Tuesday, April 6, 2010

More about Corsets: Baleen Ho!

Susan reports:

Whenever the word "corset" is mentioned in a historical context, it's almost always described as being "whalebone." Yet this is something of a misnomer: corsets weren't stiffened with whalebone, but with another part of the whale called baleen.

Baleen is the feathery, comb-like feature in the mouths of whales, screening and trapping food as they swim through the water. Baleen is made of keratin, a flexible material that's more akin to cartilage and fingernails than bone. But in the past, the definition - and the whale's anatomy - was blurred, and baleen and whalebone were used interchangeably. Baleen was harvested by whalers, and sold in strips such as those above left, on display in the milliner's shop in Colonial Williamsburg.

As a material, baleen is strong and stiff but yielding, and can be cut, filed, and shaped. Many things that are today fashioned from plastic were made from baleen in the 18th c., including eyeglass frames, the spokes of umbrellas and parasols, and the blades of folding fans.

And corsets. As soon as fitted, stiffened corsets
became the fashion in 16th c. France and Italy, baleen was the stylish choice for the stays - the long, narrow pieces that were forced into the corset's vertical channels. Baleen didn't crack like reeds or wood splints (other popular and less expensive options.) Baleen was strong and pliable, and it could be split to make the very thin stays that were necessary for sophisticated shaping.

A stylish 18th c. corset was a work of art, or at least of very high craftsmanship and engineering. Here are a few examples: from the Boston Musem of Fine Arts, the MMA's Costume Institute, and the Victoria & Albert.

There could be dozens of baleen stays in a single corset, each carefully cut, tailored, and finished to size.
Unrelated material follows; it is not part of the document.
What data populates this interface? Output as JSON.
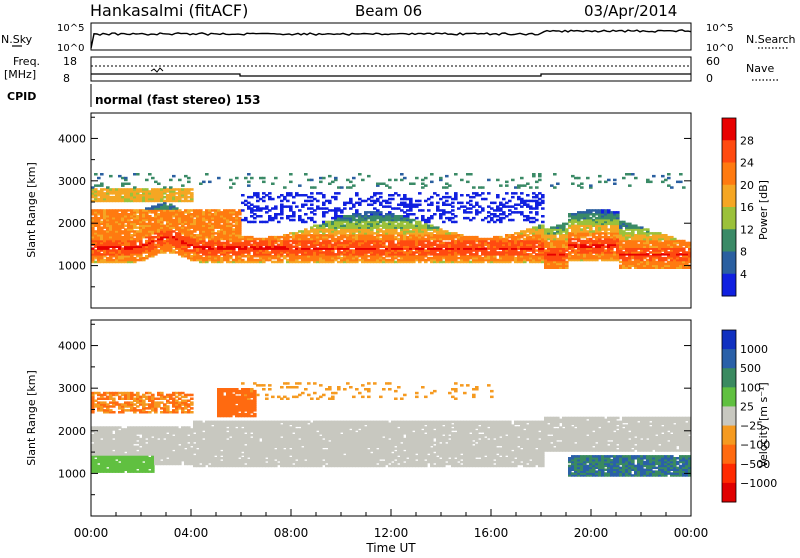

Nearly all corset makers were men, simply because few women possessed the hand strength necessary to force the baleen into the narrow channels. Of course, this also led to lots of salacious prints from the era, such as this one, lower right, with the leering corset maker fitting the young woman while another gentleman watches. Why do I doubt it's her husband?
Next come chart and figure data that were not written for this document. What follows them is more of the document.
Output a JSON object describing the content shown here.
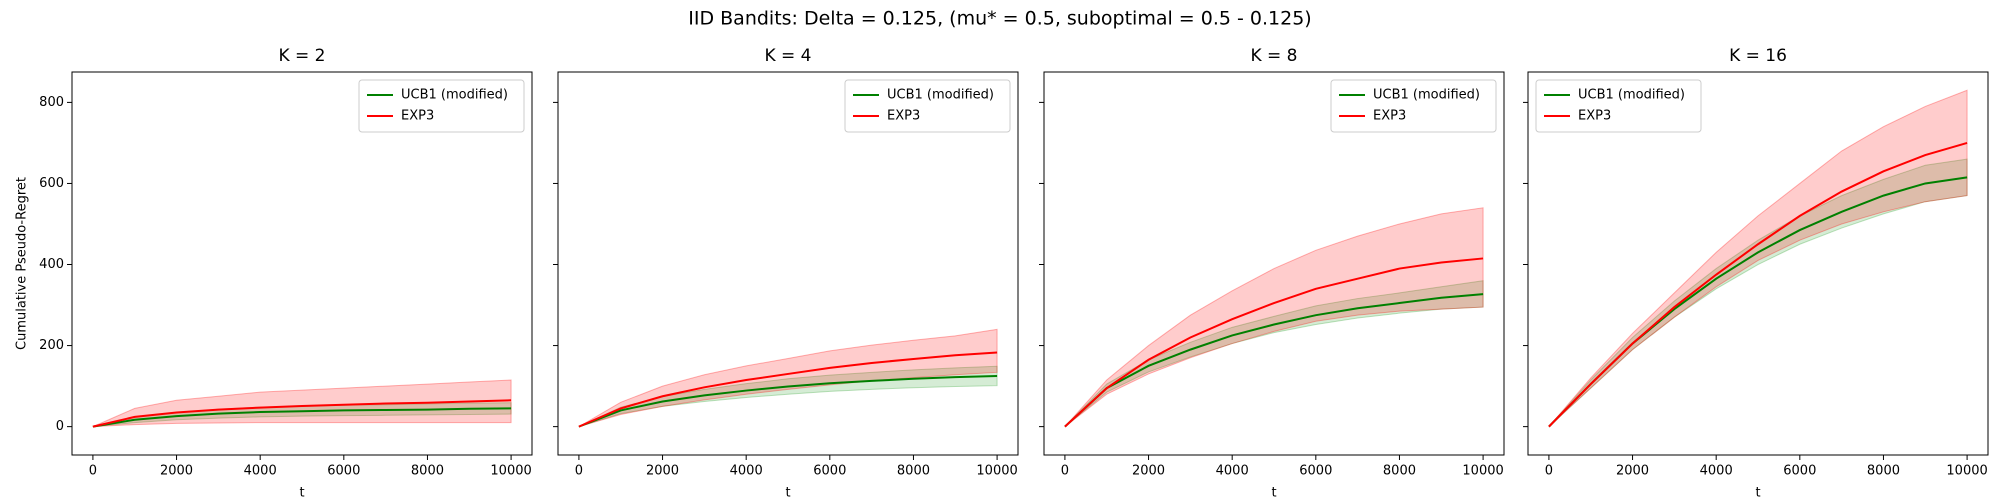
{
  "title": "IID Bandits: Delta = 0.125, (mu* = 0.5, suboptimal = 0.5 - 0.125)",
  "chart_data": [
    {
      "type": "line",
      "title": "K = 2",
      "x_label": "t",
      "y_label": "Cumulative Pseudo-Regret",
      "x": [
        0,
        1000,
        2000,
        3000,
        4000,
        5000,
        6000,
        7000,
        8000,
        9000,
        10000
      ],
      "xlim": [
        -500,
        10500
      ],
      "ylim": [
        -70,
        875
      ],
      "xticks": [
        0,
        2000,
        4000,
        6000,
        8000,
        10000
      ],
      "yticks": [
        0,
        200,
        400,
        600,
        800
      ],
      "ytick_labels": true,
      "legend": "upper right",
      "series": [
        {
          "name": "UCB1 (modified)",
          "color": "#008000",
          "band_color": "#2ca02c",
          "values": [
            0,
            17,
            26,
            32,
            36,
            38,
            40,
            41,
            42,
            44,
            45
          ],
          "lower": [
            0,
            10,
            17,
            21,
            24,
            26,
            27,
            28,
            29,
            30,
            31
          ],
          "upper": [
            0,
            24,
            35,
            43,
            48,
            50,
            53,
            54,
            56,
            58,
            59
          ]
        },
        {
          "name": "EXP3",
          "color": "#ff0000",
          "band_color": "#ff0000",
          "values": [
            0,
            24,
            35,
            42,
            47,
            51,
            54,
            57,
            59,
            62,
            65
          ],
          "lower": [
            0,
            5,
            8,
            9,
            10,
            10,
            10,
            10,
            10,
            10,
            10
          ],
          "upper": [
            0,
            45,
            65,
            75,
            85,
            90,
            95,
            100,
            105,
            110,
            115
          ]
        }
      ]
    },
    {
      "type": "line",
      "title": "K = 4",
      "x_label": "t",
      "x": [
        0,
        1000,
        2000,
        3000,
        4000,
        5000,
        6000,
        7000,
        8000,
        9000,
        10000
      ],
      "xlim": [
        -500,
        10500
      ],
      "ylim": [
        -70,
        875
      ],
      "xticks": [
        0,
        2000,
        4000,
        6000,
        8000,
        10000
      ],
      "yticks": [
        0,
        200,
        400,
        600,
        800
      ],
      "ytick_labels": false,
      "legend": "upper right",
      "series": [
        {
          "name": "UCB1 (modified)",
          "color": "#008000",
          "band_color": "#2ca02c",
          "values": [
            0,
            40,
            62,
            77,
            89,
            99,
            107,
            113,
            118,
            122,
            125
          ],
          "lower": [
            0,
            32,
            50,
            62,
            72,
            80,
            87,
            92,
            96,
            99,
            101
          ],
          "upper": [
            0,
            48,
            74,
            92,
            106,
            118,
            127,
            134,
            140,
            145,
            149
          ]
        },
        {
          "name": "EXP3",
          "color": "#ff0000",
          "band_color": "#ff0000",
          "values": [
            0,
            45,
            75,
            97,
            115,
            130,
            145,
            157,
            167,
            176,
            183
          ],
          "lower": [
            0,
            30,
            50,
            66,
            80,
            92,
            103,
            113,
            121,
            128,
            134
          ],
          "upper": [
            0,
            60,
            100,
            128,
            150,
            168,
            187,
            201,
            213,
            224,
            240
          ]
        }
      ]
    },
    {
      "type": "line",
      "title": "K = 8",
      "x_label": "t",
      "x": [
        0,
        1000,
        2000,
        3000,
        4000,
        5000,
        6000,
        7000,
        8000,
        9000,
        10000
      ],
      "xlim": [
        -500,
        10500
      ],
      "ylim": [
        -70,
        875
      ],
      "xticks": [
        0,
        2000,
        4000,
        6000,
        8000,
        10000
      ],
      "yticks": [
        0,
        200,
        400,
        600,
        800
      ],
      "ytick_labels": false,
      "legend": "upper right",
      "series": [
        {
          "name": "UCB1 (modified)",
          "color": "#008000",
          "band_color": "#2ca02c",
          "values": [
            0,
            95,
            150,
            190,
            225,
            252,
            275,
            292,
            305,
            318,
            327
          ],
          "lower": [
            0,
            85,
            135,
            172,
            205,
            232,
            252,
            268,
            280,
            290,
            295
          ],
          "upper": [
            0,
            105,
            165,
            208,
            245,
            272,
            298,
            316,
            330,
            345,
            360
          ]
        },
        {
          "name": "EXP3",
          "color": "#ff0000",
          "band_color": "#ff0000",
          "values": [
            0,
            95,
            165,
            220,
            265,
            305,
            340,
            365,
            390,
            405,
            415
          ],
          "lower": [
            0,
            80,
            130,
            170,
            205,
            235,
            260,
            275,
            285,
            290,
            295
          ],
          "upper": [
            0,
            115,
            200,
            275,
            335,
            390,
            435,
            470,
            500,
            525,
            540
          ]
        }
      ]
    },
    {
      "type": "line",
      "title": "K = 16",
      "x_label": "t",
      "x": [
        0,
        1000,
        2000,
        3000,
        4000,
        5000,
        6000,
        7000,
        8000,
        9000,
        10000
      ],
      "xlim": [
        -500,
        10500
      ],
      "ylim": [
        -70,
        875
      ],
      "xticks": [
        0,
        2000,
        4000,
        6000,
        8000,
        10000
      ],
      "yticks": [
        0,
        200,
        400,
        600,
        800
      ],
      "ytick_labels": false,
      "legend": "upper left",
      "series": [
        {
          "name": "UCB1 (modified)",
          "color": "#008000",
          "band_color": "#2ca02c",
          "values": [
            0,
            105,
            205,
            290,
            365,
            430,
            485,
            530,
            570,
            600,
            615
          ],
          "lower": [
            0,
            95,
            190,
            270,
            340,
            400,
            450,
            490,
            525,
            555,
            570
          ],
          "upper": [
            0,
            115,
            220,
            310,
            390,
            460,
            520,
            570,
            610,
            645,
            660
          ]
        },
        {
          "name": "EXP3",
          "color": "#ff0000",
          "band_color": "#ff0000",
          "values": [
            0,
            105,
            205,
            295,
            375,
            450,
            520,
            580,
            630,
            670,
            700
          ],
          "lower": [
            0,
            95,
            190,
            270,
            345,
            410,
            460,
            500,
            530,
            555,
            570
          ],
          "upper": [
            0,
            120,
            230,
            330,
            430,
            520,
            600,
            680,
            740,
            790,
            830
          ]
        }
      ]
    }
  ]
}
But by the middle of 19th c., steel boning began to replace baleen in corsets. Steel was equally flexible, but far easier to manufacture and use, and considerably less expensive than baleen. Just as the development of oil drilling and the petroleum industry in the 1850s spelled the end of the whale oil market, so, too, did metal corset stays do the same for baleen.

Fortunately for whales, the days of Captain Ahab are as long gone as corsets. Today the harvesting of baleen and all other by-products of American whale fishing is strictly regulated by the federal Marine Mammal Protection Act, and profits from the sale of baleen are limited to Alaskan Aleuts, Indians, and Eskimos (which is the source of the baleen used at Colonial Williamsburg.)